With an increasing amount of data, the UI was becoming less useful for the user. Limitations included:
- No easy way to make columns within the list box.
- Hard to tell what items were just swapped.
- It was difficult for developers to constrain the width of the list box.
Decided to try and take advantage of overflow in CSS2. The "list boxes" are <table> elements that overflow their specified CSS height and width, directing the browser to generate the scroll bars.
A series of javascript functions are included to listen for the CTRL or SHIFT keys and to perform selection behaviors similar to that of an actual <select> element.
What remains to be added: concatenation of the values of each row in the "list box" into hidden form fields and then POST submission.
Compatiblity issues:
This example only works in its entirety on IE 5.5, IE 6.0, Netscape 6.2, and Mozilla 0.9.7+ for Windows. The overflow works for MAC IE 5.0 and 5.1 but there are serious Mac problems, however, that resolve around the event listener. But, I think (hope) they can be fixed.

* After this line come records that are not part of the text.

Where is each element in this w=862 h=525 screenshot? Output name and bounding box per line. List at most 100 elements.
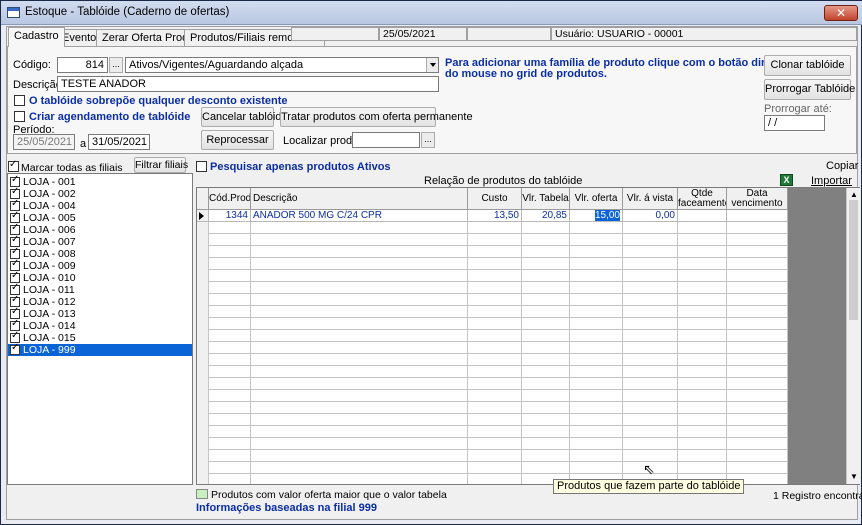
grid-col-line bbox=[622, 222, 623, 484]
list-item[interactable]: LOJA - 010 bbox=[8, 270, 192, 284]
list-item[interactable]: LOJA - 008 bbox=[8, 246, 192, 260]
localizar-input[interactable] bbox=[352, 132, 420, 148]
filiais-list[interactable]: LOJA - 001 LOJA - 002 LOJA - 004 LOJA - … bbox=[7, 173, 193, 485]
col-header-oferta[interactable]: Vlr. oferta bbox=[570, 188, 623, 210]
scroll-thumb[interactable] bbox=[849, 200, 858, 320]
periodo-inicio-input[interactable]: 25/05/2021 bbox=[13, 134, 75, 150]
cell-oferta[interactable]: 15,00 bbox=[570, 210, 623, 222]
codigo-lookup-button[interactable]: ... bbox=[109, 57, 123, 73]
grid-row-line bbox=[197, 305, 788, 306]
list-item[interactable]: LOJA - 002 bbox=[8, 186, 192, 200]
list-item[interactable]: LOJA - 001 bbox=[8, 174, 192, 188]
produtos-grid[interactable]: Cód.Prod. Descrição Custo Grupo Vlr. Tab… bbox=[196, 187, 860, 485]
cell-custo[interactable]: 13,50 bbox=[468, 210, 522, 222]
clonar-tabloide-button[interactable]: Clonar tablóide bbox=[764, 55, 851, 76]
reprocessar-button[interactable]: Reprocessar bbox=[201, 130, 274, 150]
tooltip: Produtos que fazem parte do tablóide bbox=[553, 479, 745, 494]
info-filial: Informações baseadas na filial 999 bbox=[196, 502, 377, 514]
filial-label: LOJA - 999 bbox=[23, 344, 76, 356]
grid-empty-rows[interactable] bbox=[197, 222, 788, 484]
list-item[interactable]: LOJA - 011 bbox=[8, 282, 192, 296]
col-header-cod[interactable]: Cód.Prod. bbox=[209, 188, 251, 210]
agendamento-label: Criar agendamento de tablóide bbox=[29, 111, 191, 123]
mouse-cursor-icon: ⇖ bbox=[643, 461, 655, 477]
filial-label: LOJA - 001 bbox=[23, 176, 76, 188]
localizar-lookup-button[interactable]: ... bbox=[421, 132, 435, 148]
col-header-data[interactable]: Data vencimento bbox=[727, 188, 788, 210]
chevron-down-icon[interactable] bbox=[426, 58, 438, 72]
filial-label: LOJA - 002 bbox=[23, 188, 76, 200]
col-header-descricao[interactable]: Descrição bbox=[251, 188, 468, 210]
scroll-down-icon[interactable]: ▼ bbox=[850, 472, 858, 481]
tab-cadastro[interactable]: Cadastro bbox=[8, 27, 65, 47]
grid-row-line bbox=[197, 461, 788, 462]
status-date: 25/05/2021 bbox=[379, 27, 467, 41]
tratar-produtos-button[interactable]: Tratar produtos com oferta permanente bbox=[280, 107, 473, 127]
list-item[interactable]: LOJA - 014 bbox=[8, 318, 192, 332]
grid-row-line bbox=[197, 353, 788, 354]
cell-tabela[interactable]: 20,85 bbox=[522, 210, 570, 222]
scroll-up-icon[interactable]: ▲ bbox=[850, 190, 858, 199]
pesquisar-ativos-checkbox[interactable] bbox=[196, 161, 207, 172]
cell-data[interactable] bbox=[727, 210, 788, 222]
list-item-selected[interactable]: LOJA - 999 bbox=[8, 342, 192, 356]
filial-checkbox[interactable] bbox=[10, 342, 20, 355]
status-select[interactable]: Ativos/Vigentes/Aguardando alçada bbox=[125, 57, 439, 73]
importar-button[interactable]: Importar bbox=[811, 175, 852, 187]
list-item[interactable]: LOJA - 009 bbox=[8, 258, 192, 272]
excel-icon[interactable]: X bbox=[780, 174, 793, 186]
grid-row-line bbox=[197, 317, 788, 318]
app-window-icon bbox=[7, 7, 20, 18]
grid-col-line bbox=[726, 222, 727, 484]
prorrogar-ate-label: Prorrogar até: bbox=[764, 103, 832, 115]
col-header-tabela[interactable]: Vlr. Tabela bbox=[522, 188, 570, 210]
close-button[interactable]: ✕ bbox=[824, 5, 858, 21]
cancelar-tabloide-button[interactable]: Cancelar tablóide bbox=[201, 107, 288, 127]
pesquisar-ativos-label: Pesquisar apenas produtos Ativos bbox=[210, 161, 391, 173]
codigo-label: Código: bbox=[13, 59, 51, 71]
col-header-avista[interactable]: Vlr. á vista bbox=[623, 188, 678, 210]
col-header-custo[interactable]: Custo Grupo bbox=[468, 188, 522, 210]
cell-avista[interactable]: 0,00 bbox=[623, 210, 678, 222]
agendamento-checkbox[interactable] bbox=[14, 111, 25, 122]
cell-descricao[interactable]: ANADOR 500 MG C/24 CPR bbox=[251, 210, 468, 222]
main-window: Estoque - Tablóide (Caderno de ofertas) … bbox=[0, 0, 862, 525]
grid-row-line bbox=[197, 293, 788, 294]
codigo-input[interactable]: 814 bbox=[57, 57, 108, 73]
hint-line-2: do mouse no grid de produtos. bbox=[445, 68, 607, 80]
list-item[interactable]: LOJA - 015 bbox=[8, 330, 192, 344]
grid-row-line bbox=[197, 473, 788, 474]
list-item[interactable]: LOJA - 007 bbox=[8, 234, 192, 248]
prorrogar-ate-input[interactable]: / / bbox=[764, 115, 825, 131]
list-item[interactable]: LOJA - 005 bbox=[8, 210, 192, 224]
grid-col-line bbox=[467, 222, 468, 484]
grid-col-line bbox=[677, 222, 678, 484]
grid-row-line bbox=[197, 437, 788, 438]
prorrogar-tabloide-button[interactable]: Prorrogar Tablóide bbox=[764, 79, 855, 100]
row-indicator bbox=[197, 210, 209, 222]
filial-label: LOJA - 009 bbox=[23, 260, 76, 272]
descricao-input[interactable]: TESTE ANADOR bbox=[57, 76, 439, 92]
filial-label: LOJA - 012 bbox=[23, 296, 76, 308]
grid-col-line bbox=[521, 222, 522, 484]
filial-label: LOJA - 011 bbox=[23, 284, 75, 296]
grid-row-line bbox=[197, 377, 788, 378]
list-item[interactable]: LOJA - 004 bbox=[8, 198, 192, 212]
marcar-todas-checkbox[interactable] bbox=[8, 159, 19, 172]
col-header-qtde[interactable]: Qtde faceamento bbox=[678, 188, 727, 210]
copiar-button[interactable]: Copiar bbox=[826, 160, 858, 172]
periodo-fim-input[interactable]: 31/05/2021 bbox=[88, 134, 150, 150]
list-item[interactable]: LOJA - 012 bbox=[8, 294, 192, 308]
sobrepoe-checkbox[interactable] bbox=[14, 95, 25, 106]
filial-label: LOJA - 007 bbox=[23, 236, 76, 248]
filtrar-filiais-button[interactable]: Filtrar filiais bbox=[134, 157, 188, 173]
cell-cod[interactable]: 1344 bbox=[209, 210, 251, 222]
grid-indicator-header bbox=[197, 188, 209, 210]
grid-scrollbar[interactable]: ▲ ▼ bbox=[846, 188, 860, 484]
grid-row-line bbox=[197, 257, 788, 258]
grid-row-line bbox=[197, 389, 788, 390]
grid-row-line bbox=[197, 425, 788, 426]
cell-qtde[interactable] bbox=[678, 210, 727, 222]
list-item[interactable]: LOJA - 006 bbox=[8, 222, 192, 236]
list-item[interactable]: LOJA - 013 bbox=[8, 306, 192, 320]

Currently, the listener doesn't work with MAC IE5 because,
among other things, the attachEvent() and addEventListener() methods are not supported. Additionally, it looks like the listener doesn't work for any browser on Mac OS9, because I don't know the keyCode for the Apple key. (Those who want to research how to make an event listener work for all three major event models would do well to start with
this article at O'Reilly.) I will keep updating this code until I can get some version working for browsers on the Mac platform. (As well as for Linux which I haven't tested yet.)